When you buy an owner financed house you’re typically gonna pay about 10% more than retail price because financing is built in.

The main way we acquire these subject-to properties is through wholesalers because they are discarding tons or these leads that don’t have enough equity for a rental or flip. And our wholesalers love it because they get at least $500 or more for leads they were going to throw away .

The primary way we find buyers for these properties is by word of mouth and a sign in the yard.

When you sell a property with a WRAP mortgage to an owner occupant there are a lot of compliance issues. And if you originate more than five of these owner occupant loans a year, you need either be a certified RMLO (residential mortgage loan originator) or find one to originate your loans. All of the RMLO fees come from the buyer.

You do need to go through a full closing with a wrap mortgage. Typically these closings are done at a law firm instead of a title company.

If you are just buying these subject to properties and then turning around and renting them you do not need an RMLO.

What I do when I go under contract with all of my sub 2 sellers is we go under a 60 day lease option period and we give the seller 10 dollars as the option fee. That gives us two months to try to market the property for sale while my seller is still paying the underlying lien. The lease option gives us the right to end the transaction at any time within 60 days, and during that time we have a written agreement which allows us to market that property. So we put signs in the yard and put ads in craigslist and postlets.

My business really exploded when I started working with other wholesalers and investors and training them as interns.

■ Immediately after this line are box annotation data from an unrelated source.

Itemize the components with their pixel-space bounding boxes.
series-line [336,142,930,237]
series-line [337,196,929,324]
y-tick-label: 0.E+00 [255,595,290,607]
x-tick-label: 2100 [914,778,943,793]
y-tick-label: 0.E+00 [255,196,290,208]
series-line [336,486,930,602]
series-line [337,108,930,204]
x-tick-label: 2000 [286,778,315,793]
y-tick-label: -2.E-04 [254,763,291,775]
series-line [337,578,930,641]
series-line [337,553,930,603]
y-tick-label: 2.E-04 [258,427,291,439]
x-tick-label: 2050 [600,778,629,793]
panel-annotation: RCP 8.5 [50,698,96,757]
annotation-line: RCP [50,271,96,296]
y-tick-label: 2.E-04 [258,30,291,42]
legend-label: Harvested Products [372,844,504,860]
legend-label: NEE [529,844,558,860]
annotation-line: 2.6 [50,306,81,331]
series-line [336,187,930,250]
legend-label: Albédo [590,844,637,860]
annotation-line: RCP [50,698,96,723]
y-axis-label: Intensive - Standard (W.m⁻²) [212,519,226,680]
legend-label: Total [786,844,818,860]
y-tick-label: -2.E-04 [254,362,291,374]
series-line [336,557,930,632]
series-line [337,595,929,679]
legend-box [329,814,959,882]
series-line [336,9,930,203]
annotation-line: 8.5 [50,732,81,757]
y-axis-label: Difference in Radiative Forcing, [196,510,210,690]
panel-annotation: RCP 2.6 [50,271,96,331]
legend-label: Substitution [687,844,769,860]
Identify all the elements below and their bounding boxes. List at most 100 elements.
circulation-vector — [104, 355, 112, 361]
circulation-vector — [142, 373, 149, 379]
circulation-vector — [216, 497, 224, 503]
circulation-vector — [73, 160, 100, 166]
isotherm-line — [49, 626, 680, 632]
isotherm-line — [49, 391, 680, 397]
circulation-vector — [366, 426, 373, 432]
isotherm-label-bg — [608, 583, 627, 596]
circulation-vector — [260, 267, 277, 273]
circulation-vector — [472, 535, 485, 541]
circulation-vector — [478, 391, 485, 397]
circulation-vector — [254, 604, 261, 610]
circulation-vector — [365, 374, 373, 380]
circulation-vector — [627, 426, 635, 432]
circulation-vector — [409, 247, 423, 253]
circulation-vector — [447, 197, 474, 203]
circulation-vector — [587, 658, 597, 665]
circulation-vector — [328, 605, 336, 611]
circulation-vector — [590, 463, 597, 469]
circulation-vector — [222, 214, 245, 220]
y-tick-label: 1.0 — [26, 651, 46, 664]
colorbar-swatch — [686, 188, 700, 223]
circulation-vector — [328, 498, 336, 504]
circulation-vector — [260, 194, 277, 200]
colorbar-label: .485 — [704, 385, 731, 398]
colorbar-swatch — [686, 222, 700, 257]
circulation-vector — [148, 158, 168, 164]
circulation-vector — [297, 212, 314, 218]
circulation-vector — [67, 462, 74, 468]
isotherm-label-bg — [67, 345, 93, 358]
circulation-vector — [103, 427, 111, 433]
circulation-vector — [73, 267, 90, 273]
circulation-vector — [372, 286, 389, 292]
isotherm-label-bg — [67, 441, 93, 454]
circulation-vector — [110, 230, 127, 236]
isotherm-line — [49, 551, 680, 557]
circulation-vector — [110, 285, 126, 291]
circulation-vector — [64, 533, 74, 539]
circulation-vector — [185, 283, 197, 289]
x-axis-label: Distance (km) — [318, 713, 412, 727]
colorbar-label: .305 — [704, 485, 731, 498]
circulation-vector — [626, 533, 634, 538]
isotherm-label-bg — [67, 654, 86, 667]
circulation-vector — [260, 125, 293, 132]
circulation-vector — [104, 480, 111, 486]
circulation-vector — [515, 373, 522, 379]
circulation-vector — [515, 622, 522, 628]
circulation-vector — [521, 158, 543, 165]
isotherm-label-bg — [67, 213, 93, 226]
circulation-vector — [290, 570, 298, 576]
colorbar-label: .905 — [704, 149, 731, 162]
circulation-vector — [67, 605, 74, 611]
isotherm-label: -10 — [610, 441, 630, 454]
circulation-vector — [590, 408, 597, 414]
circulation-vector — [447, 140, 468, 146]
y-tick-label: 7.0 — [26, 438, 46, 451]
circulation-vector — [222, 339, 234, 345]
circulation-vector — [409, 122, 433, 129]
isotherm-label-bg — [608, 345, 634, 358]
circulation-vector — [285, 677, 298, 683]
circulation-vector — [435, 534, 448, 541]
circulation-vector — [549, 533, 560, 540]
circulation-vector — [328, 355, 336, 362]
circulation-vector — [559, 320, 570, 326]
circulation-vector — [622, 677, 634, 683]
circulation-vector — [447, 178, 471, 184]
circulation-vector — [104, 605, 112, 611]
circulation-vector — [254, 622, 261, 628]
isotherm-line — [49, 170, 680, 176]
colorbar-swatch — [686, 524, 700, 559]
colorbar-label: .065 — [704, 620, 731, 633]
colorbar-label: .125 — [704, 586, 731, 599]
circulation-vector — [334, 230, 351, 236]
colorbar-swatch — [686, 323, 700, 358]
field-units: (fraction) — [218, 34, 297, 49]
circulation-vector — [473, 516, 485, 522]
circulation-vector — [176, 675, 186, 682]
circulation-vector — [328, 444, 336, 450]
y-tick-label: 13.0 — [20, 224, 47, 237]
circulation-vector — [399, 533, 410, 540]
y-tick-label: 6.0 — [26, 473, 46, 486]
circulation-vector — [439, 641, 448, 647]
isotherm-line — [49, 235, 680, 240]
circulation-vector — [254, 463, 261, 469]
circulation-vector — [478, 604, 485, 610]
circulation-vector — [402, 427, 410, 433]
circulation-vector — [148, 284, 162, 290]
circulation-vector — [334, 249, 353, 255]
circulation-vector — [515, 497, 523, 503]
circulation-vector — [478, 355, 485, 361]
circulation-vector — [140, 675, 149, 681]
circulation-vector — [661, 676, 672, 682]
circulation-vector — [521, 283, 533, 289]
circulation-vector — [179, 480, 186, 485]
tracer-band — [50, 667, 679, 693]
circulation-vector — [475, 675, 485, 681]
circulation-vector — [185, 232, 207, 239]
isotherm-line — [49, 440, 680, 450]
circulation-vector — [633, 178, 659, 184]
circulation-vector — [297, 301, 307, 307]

Subject-to was my side job when I was getting started. I need little to no money of my own and spent a little bit on marketing. I hired Gerry Puckett who is on BiggerPockets to do my marketing, set up my phone to route to an answering service that collected seller information and email it to me. On my breaks and after work, I would call people back and try to get the deal done. Most of these people are working 9 to 5 anyways so you’re probably gonna be talking with them after work.